Another musical jape is perhaps more obscure, but I found myself laughing like a drain. Do you remember Bruce Ruffin's I'm Mad About You in the seventies? This was an okay reggae song enlivened by a comedy voice, like that of Mr Punch, interjecting comments and wholly undermining any serious intent - admittedly not exactly an Herculean task, as A.J. Wentworth's colleague Gilbert might have said. I vaguely remember reading that Ruffin's manager was the culprit.


Anyway, the audience is asked to choose from a list of about twenty songs and one of the cast members improvises a commentary on top. Basically, the more portentous the song the better. Elusive Butterfly and Always on the Mind were the choices at the performance I attended.

Finally there was another musical routine involving a mocked up University Challenge type quiz, only the teams were artists from two record labels, and the questions were designed to elicit terrible puns. In some cases I was ahead of them - just - but question put to the actress playing Dionne Warwick did cause a smile to play about my features. Asked how William Golding summed up Lord of the Flies, she mimed to the opening of Do You Know the Way to San Jose: "Woe, woe, woe, woe, woe-woe, woe-woe, woe, woe." The quizmaster (more Bamber than Paxo) then uttered these words: "No, it was 'Grief, sheer grief', but can we? Yes, I think we can take that."

Another bit of musical madness was again very simple. The Wurzels' I Am a Cider Drinker was not sung but recited, as though a half-proud, half-shameful declaration of an addiction.

So there we are. Not exactly biting satire but a happy way to spend one hour and ten minutes. And I ought to point out that the house band - well, three piece - did a nice line in unlikely arrangements of seventies pop hits. A strangely impassioned folky rendering of Paul Nicholas's Dancing With the Captain and Reggae Like It Used to Be reminded me of Bobby Vee's "adult" version of Take Good Care of My Baby under the name of Robert Thomas Velline (if memory serves) in the seventies.
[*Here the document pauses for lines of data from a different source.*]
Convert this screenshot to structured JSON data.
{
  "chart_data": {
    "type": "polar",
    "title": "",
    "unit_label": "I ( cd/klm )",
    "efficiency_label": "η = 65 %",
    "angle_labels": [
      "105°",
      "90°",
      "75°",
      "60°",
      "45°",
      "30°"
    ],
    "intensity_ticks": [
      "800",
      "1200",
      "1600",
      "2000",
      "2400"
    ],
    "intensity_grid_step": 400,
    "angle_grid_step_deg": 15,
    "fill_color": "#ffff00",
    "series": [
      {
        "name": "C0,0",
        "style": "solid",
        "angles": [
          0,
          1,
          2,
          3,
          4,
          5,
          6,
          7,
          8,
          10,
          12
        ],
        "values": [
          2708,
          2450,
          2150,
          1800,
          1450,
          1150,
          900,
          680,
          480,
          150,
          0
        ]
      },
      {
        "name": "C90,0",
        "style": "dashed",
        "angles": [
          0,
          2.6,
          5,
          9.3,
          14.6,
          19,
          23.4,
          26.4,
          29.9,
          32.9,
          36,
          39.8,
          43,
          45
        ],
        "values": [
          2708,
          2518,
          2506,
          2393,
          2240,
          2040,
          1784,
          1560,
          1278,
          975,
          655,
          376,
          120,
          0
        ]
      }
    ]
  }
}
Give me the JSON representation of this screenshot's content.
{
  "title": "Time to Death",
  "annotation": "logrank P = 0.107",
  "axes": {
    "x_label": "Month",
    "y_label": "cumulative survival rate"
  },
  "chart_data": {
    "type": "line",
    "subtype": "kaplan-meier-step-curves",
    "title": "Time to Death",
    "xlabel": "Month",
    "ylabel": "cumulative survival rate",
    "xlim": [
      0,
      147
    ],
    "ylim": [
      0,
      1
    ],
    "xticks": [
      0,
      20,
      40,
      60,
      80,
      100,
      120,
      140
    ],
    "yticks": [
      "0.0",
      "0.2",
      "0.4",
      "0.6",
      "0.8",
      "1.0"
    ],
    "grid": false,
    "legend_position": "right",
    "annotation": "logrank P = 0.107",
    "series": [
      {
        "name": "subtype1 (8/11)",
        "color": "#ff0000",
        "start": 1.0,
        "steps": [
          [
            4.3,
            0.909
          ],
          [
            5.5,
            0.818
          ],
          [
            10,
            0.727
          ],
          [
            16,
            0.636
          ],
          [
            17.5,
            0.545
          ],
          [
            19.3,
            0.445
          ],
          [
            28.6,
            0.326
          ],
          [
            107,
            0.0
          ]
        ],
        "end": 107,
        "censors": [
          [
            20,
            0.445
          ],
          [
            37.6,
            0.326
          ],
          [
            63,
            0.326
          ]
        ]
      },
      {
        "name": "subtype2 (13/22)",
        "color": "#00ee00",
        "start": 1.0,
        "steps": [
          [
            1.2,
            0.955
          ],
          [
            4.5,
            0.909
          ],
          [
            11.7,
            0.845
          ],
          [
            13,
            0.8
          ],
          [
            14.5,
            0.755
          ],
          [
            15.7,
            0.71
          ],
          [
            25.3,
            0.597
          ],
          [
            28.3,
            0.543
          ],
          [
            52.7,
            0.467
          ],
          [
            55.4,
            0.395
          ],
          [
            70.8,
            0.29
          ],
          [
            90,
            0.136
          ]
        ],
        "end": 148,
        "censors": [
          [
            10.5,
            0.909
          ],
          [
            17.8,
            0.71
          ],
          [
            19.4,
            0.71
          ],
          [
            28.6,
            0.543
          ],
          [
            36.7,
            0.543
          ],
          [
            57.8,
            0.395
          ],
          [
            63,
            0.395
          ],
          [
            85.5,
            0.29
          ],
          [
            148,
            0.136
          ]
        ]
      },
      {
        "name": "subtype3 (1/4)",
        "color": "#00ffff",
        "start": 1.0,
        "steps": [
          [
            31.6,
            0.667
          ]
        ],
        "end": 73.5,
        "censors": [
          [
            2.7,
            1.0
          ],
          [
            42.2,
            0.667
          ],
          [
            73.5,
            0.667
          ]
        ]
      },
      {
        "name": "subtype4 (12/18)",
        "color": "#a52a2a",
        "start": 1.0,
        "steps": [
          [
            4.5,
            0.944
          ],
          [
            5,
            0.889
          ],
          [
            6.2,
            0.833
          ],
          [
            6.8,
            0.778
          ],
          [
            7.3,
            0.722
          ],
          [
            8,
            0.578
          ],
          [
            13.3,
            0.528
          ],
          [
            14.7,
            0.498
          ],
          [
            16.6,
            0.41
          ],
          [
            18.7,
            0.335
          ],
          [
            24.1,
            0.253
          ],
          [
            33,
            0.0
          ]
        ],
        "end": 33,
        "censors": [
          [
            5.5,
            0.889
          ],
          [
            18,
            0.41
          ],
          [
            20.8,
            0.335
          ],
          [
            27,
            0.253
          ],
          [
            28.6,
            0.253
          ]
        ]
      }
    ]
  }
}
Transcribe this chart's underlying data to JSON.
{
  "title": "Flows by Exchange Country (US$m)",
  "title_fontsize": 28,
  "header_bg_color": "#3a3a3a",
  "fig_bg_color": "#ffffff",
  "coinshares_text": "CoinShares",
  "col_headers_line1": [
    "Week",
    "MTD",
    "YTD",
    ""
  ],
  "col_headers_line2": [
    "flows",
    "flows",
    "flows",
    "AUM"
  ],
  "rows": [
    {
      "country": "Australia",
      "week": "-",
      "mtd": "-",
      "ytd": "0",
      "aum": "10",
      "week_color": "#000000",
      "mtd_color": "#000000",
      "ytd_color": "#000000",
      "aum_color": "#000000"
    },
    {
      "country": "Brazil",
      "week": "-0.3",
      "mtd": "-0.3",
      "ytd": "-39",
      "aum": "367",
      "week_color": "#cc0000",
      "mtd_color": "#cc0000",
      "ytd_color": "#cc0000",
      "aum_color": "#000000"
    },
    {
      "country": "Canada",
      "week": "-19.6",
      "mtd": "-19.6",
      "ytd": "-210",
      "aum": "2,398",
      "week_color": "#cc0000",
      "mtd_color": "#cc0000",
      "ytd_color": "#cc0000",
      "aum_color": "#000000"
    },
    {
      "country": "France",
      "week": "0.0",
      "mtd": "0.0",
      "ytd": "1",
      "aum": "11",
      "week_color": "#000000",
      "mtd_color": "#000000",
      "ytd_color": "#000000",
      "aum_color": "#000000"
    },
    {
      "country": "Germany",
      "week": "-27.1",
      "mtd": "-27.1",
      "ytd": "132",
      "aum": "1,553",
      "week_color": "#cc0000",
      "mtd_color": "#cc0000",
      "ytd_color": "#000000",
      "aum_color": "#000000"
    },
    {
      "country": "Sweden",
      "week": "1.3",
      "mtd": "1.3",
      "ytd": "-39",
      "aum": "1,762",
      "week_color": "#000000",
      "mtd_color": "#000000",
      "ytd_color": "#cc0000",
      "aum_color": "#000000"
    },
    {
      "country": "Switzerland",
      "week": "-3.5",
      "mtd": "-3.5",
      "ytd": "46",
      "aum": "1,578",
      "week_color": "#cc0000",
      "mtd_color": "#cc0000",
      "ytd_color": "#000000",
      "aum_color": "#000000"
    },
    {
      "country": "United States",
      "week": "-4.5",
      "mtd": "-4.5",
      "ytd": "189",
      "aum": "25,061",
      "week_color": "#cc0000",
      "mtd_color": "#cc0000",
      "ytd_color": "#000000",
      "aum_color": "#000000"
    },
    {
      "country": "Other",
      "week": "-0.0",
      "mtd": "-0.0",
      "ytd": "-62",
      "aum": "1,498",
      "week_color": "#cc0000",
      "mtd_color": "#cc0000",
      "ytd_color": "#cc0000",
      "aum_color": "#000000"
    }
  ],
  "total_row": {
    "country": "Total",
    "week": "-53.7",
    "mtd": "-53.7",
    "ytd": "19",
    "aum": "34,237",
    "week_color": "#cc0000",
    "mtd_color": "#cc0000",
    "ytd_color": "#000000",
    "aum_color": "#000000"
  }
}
Unnecessary, because the original needs no apology.



The final sketch was my favourite: Bernie Taupin is arraigned in court for crimes against songwriting and is obliged to defend particular clunky phrases: " 'There's no one there to raise them if you did.' Did what, Mr Taupin?" The actor playing Elton's lyricist starts off arrogant but is reduced to a tottering wreck by the end, confessing everything and offering to pay back every album purchaser. There may, I suppose, have been something more serious hidden in the sketch about the difficulty of reparation but the image I will treasure is of Taupin gasping aloud when the topic of Have Mercy on the Criminal is raised. He knows what's coming - "blind to the wind of change" - someone's gotta pay for that.

I have to say that I seemed to be the only one laughing aloud by that point - alright, the sketch was probably extended beyond its natural life - but how refreshing to see a show which both gloried in its own stupidity and did, ultimately, have a point (of sorts) to make. At least I think it did. Pop music is a kind of poetry we consume daily and its makers ought to make a bit of bl**din' effort occasionally.